The U.S. State Department runs an au pair program that claims to provide a "mutually rewarding, intercultural opportunity" to U.S. host families and non-U.S. citizens between the ages of 18 and 26. Benefits for participants include room, board, pay for childcare work, and up to $500 toward academic work.
However, in reality, because the program is not well-regulated, many hosts require au pairs to perform non-childcare tasks banned under the program. According to the NDWA, many of the tens of thousands of au pairs participating in the program work more than 45 hours cleaning, cooking, and gardening.
The report also found that Fair Labor Standards Act (FLSA) protections are not enforced and au pairs receive a flat, weekly rate that equates to $4.35 per hour. Nearly half of the au pairs interviewed had paid between $1,500 and $2,500 in recruitment and sponsor fees to participate in the program.
In response, more than 900,000 current and former au pairs filed a class action lawsuit and have alleged "that 15 agencies designated by the State Department as au pair sponsors violated minimum and overtime laws."

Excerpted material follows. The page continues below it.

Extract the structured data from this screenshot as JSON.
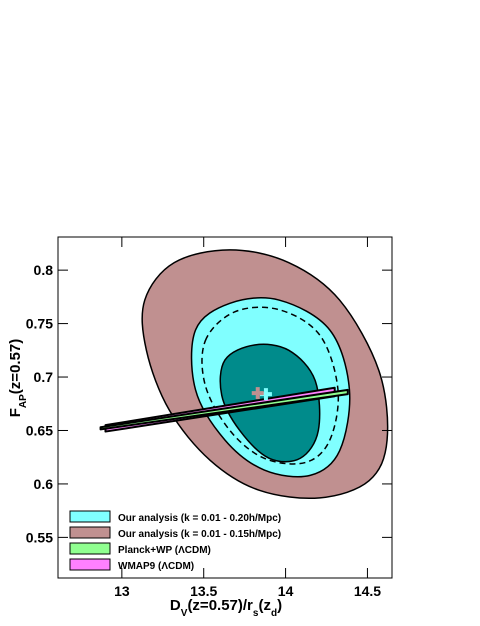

Similarly, the State Department's J-1 Summer Work Travel Program has faced criticism for a lack of oversight and violations of FLSA labor laws. In 2011, participants working at a Hershey's chocolate factor staged a walk out, alleging the employer threatened them with deportation if they complained about abusive working conditions. In 2013, foreign college students on cultural work exchange visas went on strike, alleging that they had to work 20 hour shifts at McDonald's and pay unfairly high rent for cramped quarters. Kate Gibson "'Au pairs' in U.S. often treated as servants, critics say" cbsnews.com (Aug. 20, 2018).